A train engine doesn’t serve to drive itself across the landscape; it serves to pull a load, to do work, to carry people, to shuttle rolling stock around the railyard. Without the interaction of the passengers, the customers, the engineers, the brakemen, the switchers, the yard bosses, the engine itself has no reason to move. No reason to shovel the coal, to stoke the fire, to fill the water tanks, to build a head of steam, to open the valves, to roll out.

Without people in my life, without an attachment to a shared goal, without being bound to a duty, there’s no reason to work on my projects; they’re all in service of myself. I need to be in the service of others to have a reason to leave the roundhouse and chug along to the end of the line.

Hard Work Days Off

I feel like I should write something. My head is too fried.

Work today was full of suck and confusion. Information overload.
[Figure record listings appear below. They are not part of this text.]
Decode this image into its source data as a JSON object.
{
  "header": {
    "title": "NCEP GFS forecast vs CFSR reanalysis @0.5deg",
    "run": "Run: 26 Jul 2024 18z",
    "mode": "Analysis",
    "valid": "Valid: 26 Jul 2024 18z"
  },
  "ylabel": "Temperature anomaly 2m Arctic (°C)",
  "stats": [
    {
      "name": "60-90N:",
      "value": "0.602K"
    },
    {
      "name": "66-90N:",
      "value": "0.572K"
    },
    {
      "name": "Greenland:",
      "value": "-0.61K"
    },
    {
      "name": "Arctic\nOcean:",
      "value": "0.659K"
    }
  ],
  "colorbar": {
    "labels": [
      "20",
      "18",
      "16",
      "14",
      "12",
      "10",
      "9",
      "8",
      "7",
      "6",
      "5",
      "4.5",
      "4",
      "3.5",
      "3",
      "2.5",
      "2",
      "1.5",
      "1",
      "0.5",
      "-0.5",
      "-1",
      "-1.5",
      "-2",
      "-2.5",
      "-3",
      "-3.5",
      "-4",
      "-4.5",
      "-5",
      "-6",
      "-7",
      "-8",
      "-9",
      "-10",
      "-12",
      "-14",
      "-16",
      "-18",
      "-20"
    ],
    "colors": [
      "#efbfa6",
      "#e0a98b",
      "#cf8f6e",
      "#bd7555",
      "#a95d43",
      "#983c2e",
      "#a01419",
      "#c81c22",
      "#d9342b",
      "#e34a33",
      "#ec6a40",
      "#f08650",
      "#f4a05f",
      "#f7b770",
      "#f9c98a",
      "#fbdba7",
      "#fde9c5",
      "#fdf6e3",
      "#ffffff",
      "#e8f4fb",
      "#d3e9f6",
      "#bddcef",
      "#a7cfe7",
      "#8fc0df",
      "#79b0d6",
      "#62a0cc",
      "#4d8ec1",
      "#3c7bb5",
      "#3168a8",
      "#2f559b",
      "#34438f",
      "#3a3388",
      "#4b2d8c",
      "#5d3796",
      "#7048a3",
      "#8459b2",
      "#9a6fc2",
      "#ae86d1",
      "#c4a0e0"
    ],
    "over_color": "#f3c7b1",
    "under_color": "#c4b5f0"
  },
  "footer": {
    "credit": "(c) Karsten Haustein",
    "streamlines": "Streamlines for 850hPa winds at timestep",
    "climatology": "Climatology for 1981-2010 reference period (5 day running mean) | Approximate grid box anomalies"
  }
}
Being put into a role that demands a lot of attention to a high amount of detail about a lot of systems concurrently. The guy doing it has been doing it for over a year, and he has his methods for tracking and keeping everything somewhat organized, but his contract’s ending in a few months with no extension and no replacement staff…so I guess I’m it. Bossman says it’s only temporary so I can see how it’s done on-the-ground so I can go back to my bench and write software to help automate a lot of it. I call bullshit. There’s no coming up for air to do software development when you have to be in the thick of it to make deadlines.

So, head fried.

I’m in the twilight phase between not caring and dreading too much. Those 6 months of unemployment helped me to develop a sense for the base minimum I can do to survive, and I didn’t even scratch the surface of how low I can go. But when I get to a stage of totally not caring about losing the job, I think I can consider myself a free man. I can come in, do my 8 hours, go home, and be free from the guilt of not giving my all to the company cause. I mean, shit, the pay is nice, but I’m not ready to decide for myself if it’s nice enough to sell off my trust and buy into the idea that the company wants to scratch my back in like-for-like exchange. That’s a lot to ask from a guy who got laid off once before.

Right now, though, I’ve settled back into my rhythm of getting up, going to work, leaving work, and then doing a combination of cafe, computer chair, and internet distractions until bedtime. My projects have ground to a halt again. I get home and I see the list of abandoned intentions and decide “I don’t wanna” before turning on a string of meandering Youtube videos. I’ll get myself back eventually, right?